What about me if I’ve never felt like I had anything good to offer anyone, just my nasty attitude and my way of pushing people away.
I can’t, or I shouldn’t scream.
What about me if I don’t allow anyone to get to know me or listen to me when I need someone to listen to me.
I can’t complain about feeling abandoned when I have emotionally left by cutting myself off from people and family.
My main excuse for cutting people off emotionally has always been that no one understands me or hears me when I try to save something; it might not be necessary to them.
But, still, it’s important to me because it’s whatever I’m feeling or whatever I’m going through that needs to be said.
The feeling of rejection or just being turned away is overwhelming to me.
So that’s why I have emotionally cut myself off from tagging myself to anyone because I don’t want anyone to let me down emotionally.
I cannot emotionally keep abusing myself and blaming it on others and, in the same breath, reach out to the public.
For the public to be primarily connected, they must be at its transparent as possible and be willing to open the door to the hearts.
When I can’t do the same for myself, I can’t open the door and enable people to see me.
I can’t continue to preach to the public about being fearless when I am afraid of being bold about who I am and what I’m feeling, and the things I might be going through emotionally.

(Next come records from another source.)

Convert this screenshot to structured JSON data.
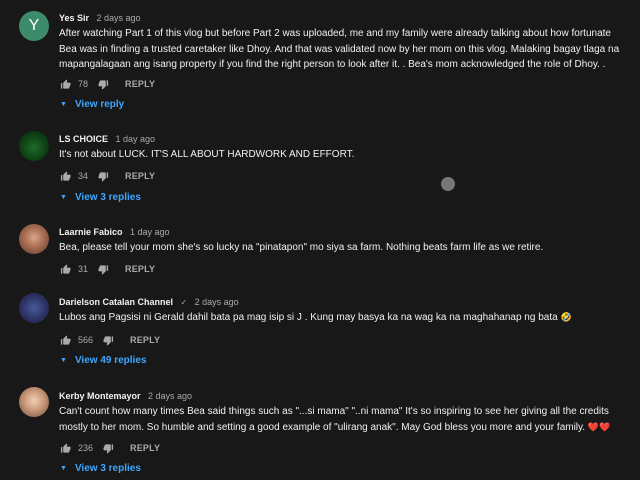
{
  "comments": [
    {
      "author": "Yes Sir",
      "avatar_letter": "Y",
      "verified": "",
      "time": "2 days ago",
      "text": "After watching Part 1 of this vlog but before Part 2 was uploaded, me and my family were already talking about how fortunate Bea was in finding  a trusted caretaker like Dhoy. And that was validated now by her mom on this vlog. Malaking bagay tlaga na mapangalagaan ang isang property if you find the right person to look after it. . Bea's mom acknowledged the role of Dhoy. .",
      "likes": "78",
      "reply_label": "REPLY",
      "view_replies": "View reply"
    },
    {
      "author": "LS CHOICE",
      "avatar_letter": "",
      "verified": "",
      "time": "1 day ago",
      "text": "It's not about LUCK. IT'S ALL ABOUT HARDWORK AND EFFORT.",
      "likes": "34",
      "reply_label": "REPLY",
      "view_replies": "View 3 replies"
    },
    {
      "author": "Laarnie Fabico",
      "avatar_letter": "",
      "verified": "",
      "time": "1 day ago",
      "text": "Bea, please tell your mom she's so lucky na \"pinatapon\" mo siya sa farm. Nothing beats farm life as we retire.",
      "likes": "31",
      "reply_label": "REPLY",
      "view_replies": ""
    },
    {
      "author": "Darielson Catalan Channel",
      "avatar_letter": "",
      "verified": "✓",
      "time": "2 days ago",
      "text": "Lubos ang Pagsisi ni Gerald dahil bata pa mag isip si J . Kung may basya ka na wag ka na maghahanap ng bata",
      "emoji": "🤣",
      "likes": "566",
      "reply_label": "REPLY",
      "view_replies": "View 49 replies"
    },
    {
      "author": "Kerby Montemayor",
      "avatar_letter": "",
      "verified": "",
      "time": "2 days ago",
      "text": "Can't count how many times Bea said things such as \"...si mama\" \"..ni mama\" It's so inspiring to see her giving all the credits mostly to her mom. So humble and setting a good example of \"ulirang anak\". May God bless you more and your family.",
      "emoji": "❤️❤️",
      "likes": "236",
      "reply_label": "REPLY",
      "view_replies": "View 3 replies"
    }
  ],
  "colors": {
    "background": "#181818",
    "text": "#f1f1f1",
    "secondary_text": "#aaaaaa",
    "link": "#3ea6ff"
  },
  "icons": {
    "like": "thumb-up-icon",
    "dislike": "thumb-down-icon",
    "expand": "chevron-down-icon"
  }
}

Since I turn 40 years old, I’ve been screaming from the top of my lungs this is the newest chapter of my life, but I’ve realized the only way this will be the latest chapter of my life is if I practice what I preach.
If I don’t follow through with what I preach to others, then chapter 40 it’s just like the rest of my life. It’s a circle did never ends.
But I am choosing today to make the circle, and because today, I’m choosing to stop abusing myself emotionally, and I’m going to be more open to the possibility of allowing the public to see me.
So that’s what this whole blogging journey has been about people seeing me.